Most agencies will heavily focus on the 1st limit as they consider that limit to be the most critical and in many respects, they are correct. However, that should not imply that the 2nd limit (the aggregate) is of no consequence. Nothing could be further from the truth.
Let’s use the example of limits of $1,000,000 / $1,000,000. An agency would have $1,000,000 for any one claim made against them in that policy year (the 1st number) and $1,000,000 for all claims made against them in that policy year (the second number). Is there a danger of a limit of $1,000,000 / $1,000,000? Most definitely !
First, the $1,000,000 per claim limit is too low in today’s society. Now let’s focus on the agency aggregate limit. If the agency faced a judgment of $1,000,000 for a claim made against them, they now have no further protection in place. In essence, the $1,000,000 claim has exhausted the per claim limit and the aggregate limit, all at the same time.
So what is the solution? An agency should look to secure an aggregate limit that is a multiple of the per claim limit…something like $1,000,000 / $3,000,000. With this scenario, the agency would still have coverage available if they faced the same $1,000,000 judgment referenced above.

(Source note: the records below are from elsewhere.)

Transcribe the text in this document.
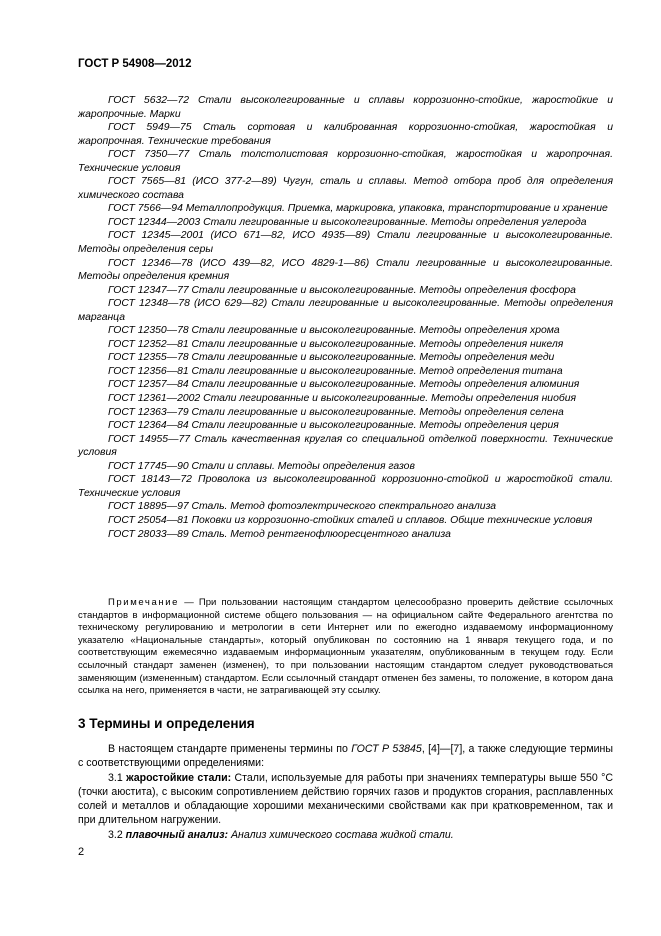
ГОСТ Р 54908—2012

ГОСТ 5632—72 Стали высоколегированные и сплавы коррозионно-стойкие, жаростойкие и жаропрочные. Марки

ГОСТ 5949—75 Сталь сортовая и калиброванная коррозионно-стойкая, жаростойкая и жаропрочная. Технические требования

ГОСТ 7350—77 Сталь толстолистовая коррозионно-стойкая, жаростойкая и жаропрочная. Технические условия

ГОСТ 7565—81 (ИСО 377-2—89) Чугун, сталь и сплавы. Метод отбора проб для определения химического состава

ГОСТ 7566—94 Металлопродукция. Приемка, маркировка, упаковка, транспортирование и хранение

ГОСТ 12344—2003 Стали легированные и высоколегированные. Методы определения углерода

ГОСТ 12345—2001 (ИСО 671—82, ИСО 4935—89) Стали легированные и высоколегированные. Методы определения серы

ГОСТ 12346—78 (ИСО 439—82, ИСО 4829-1—86) Стали легированные и высоколегированные. Методы определения кремния

ГОСТ 12347—77 Стали легированные и высоколегированные. Методы определения фосфора

ГОСТ 12348—78 (ИСО 629—82) Стали легированные и высоколегированные. Методы определения марганца

ГОСТ 12350—78 Стали легированные и высоколегированные. Методы определения хрома

ГОСТ 12352—81 Стали легированные и высоколегированные. Методы определения никеля

ГОСТ 12355—78 Стали легированные и высоколегированные. Методы определения меди

ГОСТ 12356—81 Стали легированные и высоколегированные. Метод определения титана

ГОСТ 12357—84 Стали легированные и высоколегированные. Методы определения алюминия

ГОСТ 12361—2002 Стали легированные и высоколегированные. Методы определения ниобия

ГОСТ 12363—79 Стали легированные и высоколегированные. Методы определения селена

ГОСТ 12364—84 Стали легированные и высоколегированные. Методы определения церия

ГОСТ 14955—77 Сталь качественная круглая со специальной отделкой поверхности. Технические условия

ГОСТ 17745—90 Стали и сплавы. Методы определения газов

ГОСТ 18143—72 Проволока из высоколегированной коррозионно-стойкой и жаростойкой стали. Технические условия

ГОСТ 18895—97 Сталь. Метод фотоэлектрического спектрального анализа

ГОСТ 25054—81 Поковки из коррозионно-стойких сталей и сплавов. Общие технические условия

ГОСТ 28033—89 Сталь. Метод рентгенофлюоресцентного анализа

Примечание — При пользовании настоящим стандартом целесообразно проверить действие ссылочных стандартов в информационной системе общего пользования — на официальном сайте Федерального агентства по техническому регулированию и метрологии в сети Интернет или по ежегодно издаваемому информационному указателю «Национальные стандарты», который опубликован по состоянию на 1 января текущего года, и по соответствующим ежемесячно издаваемым информационным указателям, опубликованным в текущем году. Если ссылочный стандарт заменен (изменен), то при пользовании настоящим стандартом следует руководствоваться заменяющим (измененным) стандартом. Если ссылочный стандарт отменен без замены, то положение, в котором дана ссылка на него, применяется в части, не затрагивающей эту ссылку.

3 Термины и определения

В настоящем стандарте применены термины по ГОСТ Р 53845, [4]—[7], а также следующие термины с соответствующими определениями:

3.1 жаростойкие стали: Стали, используемые для работы при значениях температуры выше 550 °С (точки аюстита), с высоким сопротивлением действию горячих газов и продуктов сгорания, расплавленных солей и металлов и обладающие хорошими механическими свойствами как при кратковременном, так и при длительном нагружении.

3.2 плавочный анализ: Анализ химического состава жидкой стали.

2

When your E&O coverage is coming up for renewal, ask the underwriter for options dealing with both the per claim and aggregate. Then review the premiums. Having these options available will enable you to make the necessary educated decision. Since, in many respects, the purchase of your E&O coverage (and the corresponding limits) is one of the most important decisions you will make during the year, taking the time to review the options will be time well spent.